Connecticut became an industrial powerhouse during the Civil War. Factories in the state churned out vast quantities of arms, uniforms and ships, Civil War expert David Koch recently told an overflow room of people at the Stratford Library.
“The industry coming out of Connecticut was pretty amazing,” said Koch, a professor at Housatonic Community College.
With manufacturing booming, industrial cities saw a housing boon. Bridgeport built 225 buildings a year, New Haven, 300 a year. Housing was so scarce rooms were rented by shift, with tenants splitting the time.
With the Hotchkiss armament factory in Sharon, the now bucolic Northwest Corner looked like Pittsburgh.
Connecticut manufacturers like Samuel Colt developed the repeating rifle. Unable to custom make thousands of uniforms, textile manufactures created the standardized small- medium- and large clothing sizes.

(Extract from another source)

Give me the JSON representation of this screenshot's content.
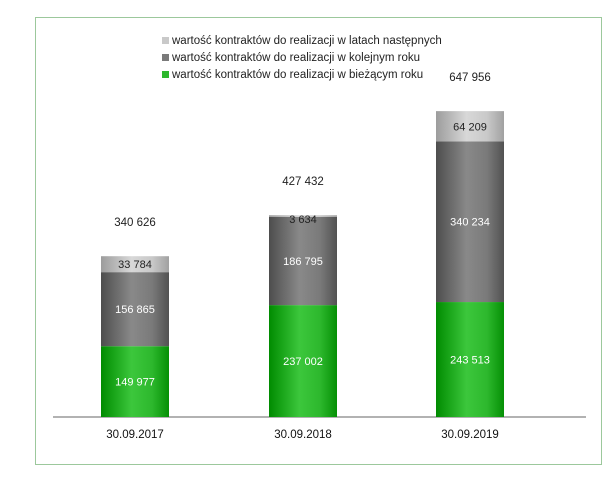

“Mystic and New Haven were instrumental in creating a new type of ship,” with iron plating and both sails and steam power, Koch said.
Industrialists like Colt benefited enormously from the Civil War. “Connecticut really did quite well,” Koch said.
PT Barnum, while known for his showmanship, made a fortune through real estate developments but also held many food and clothing drives. And Frank Cheney of Manchester, who made his fortune from silk, had the first private telegraph line.
The insurance industry did well. State insurance companies had insured most Southern plantations. But after war broke out, insurance companies called them traitors and refused to pay claims.
In addition, because many customers could not pay their premiums upfront, insurers started the practice of accepting installment payments in return for interest payments. In the process, they made millions on interest on insurance policies.
Civil War leaders
Other Connecticut people took leading roles in prosecuting the Civil War. Gideon Welles of Glastonbury served secretary of the navy. Although Lincoln called him “old man Neptune,” he was a politician who knew nothing of naval affairs. Yet he oversaw a tremendous build up of the nation’s naval power that enabled it blockade the South’s long coastline. Welles also introduced ironclad warships, highlighted by the USS Monitor which battled the CSS Virginia to a draw.
Major General John Sedgwick of Cornwall was a top Union General, affectionately known as Uncle John by his men. He’s best known for his famous last words. His men urged him to take cover from enemy. He scoffed, saying, “They couldn’t hit an elephant from this distance.”
Seconds later a bullet struck his head, killing him.
Admiral Andrew Foote was the first to use combined naval and army assaults, tactics that helped secure the Mississippi River for the Union. He was wounded in 1862 and died from his wounds in 1863.
Confederate sympathizers
Despite the state’s support for the union, about half its population supported the conservative, pro-Southern Democratic Party. In fact, Southern sympathizers tried to organize a company of soldiers at Yale.
Connecticut Governor William Buckingham was a staunch unionist and Lincoln supporter. But gubernatorial elections were every two years then, and Democratic candidate Thomas Seymour repeatedly came after Buckingham’s job, once losing by only about 800 votes.
Other Connecticut people were instrumental, some perhaps indirectly, in starting the Civil War.
Harriett Beecher Stowe, a West Hartford resident, wrote “Uncle Tom’s Cabin,” in 1851, a virulently anti-slavery, anti-South novel that increased Northern opposition to slavery. In the1850s, the book was second only to the Bible in sales. It also increased Southern hatred of the North.
Then of course there was John Brown, who was born in Torrington. The staunch abolitionist led an attack on Harper’s Ferry federal arsenal, hoping to incite a slave rebellion. The attack failed and Brown was hung. At the gallows, Brown warned that the national disgrace of slavery could only be eliminated in a sea of blood.
Eli Whitney invented the cotton gin, a device that made cotton growing profitable and thus kept slavery from dieing out. Before the invention, growing cotton was uneconomical because of the time-consuming task of separating cotton seeds from the cotton, and slavery was expected to gradually disappear.
The cotton gin changed that, drastically increasing the volume of cotton making that could be profitably produced and making cotton the South’s most profitable crop. A horse-cranked gin could produce 500 pounds of cotton a day.
Much of that cotton ended up in Connecticut, a leading textile manufacturing state. Mills churned vast quantities of slave-grown cotton into cloth. Shoddy, a type of low-grade fabric, was a major product. In fact, Willimantic billed itself as the “shoddy capital of the world.” The textile was so poor is was deemed fit only for slaves, so was known as “Negro cotton.”
“Connecticut benefited much more from slavery than any of the Southern states,” Koch said.
While make money from slave labor, Connecticut was a hotbed for the anti-slavery movement in what Koch called a contradiction.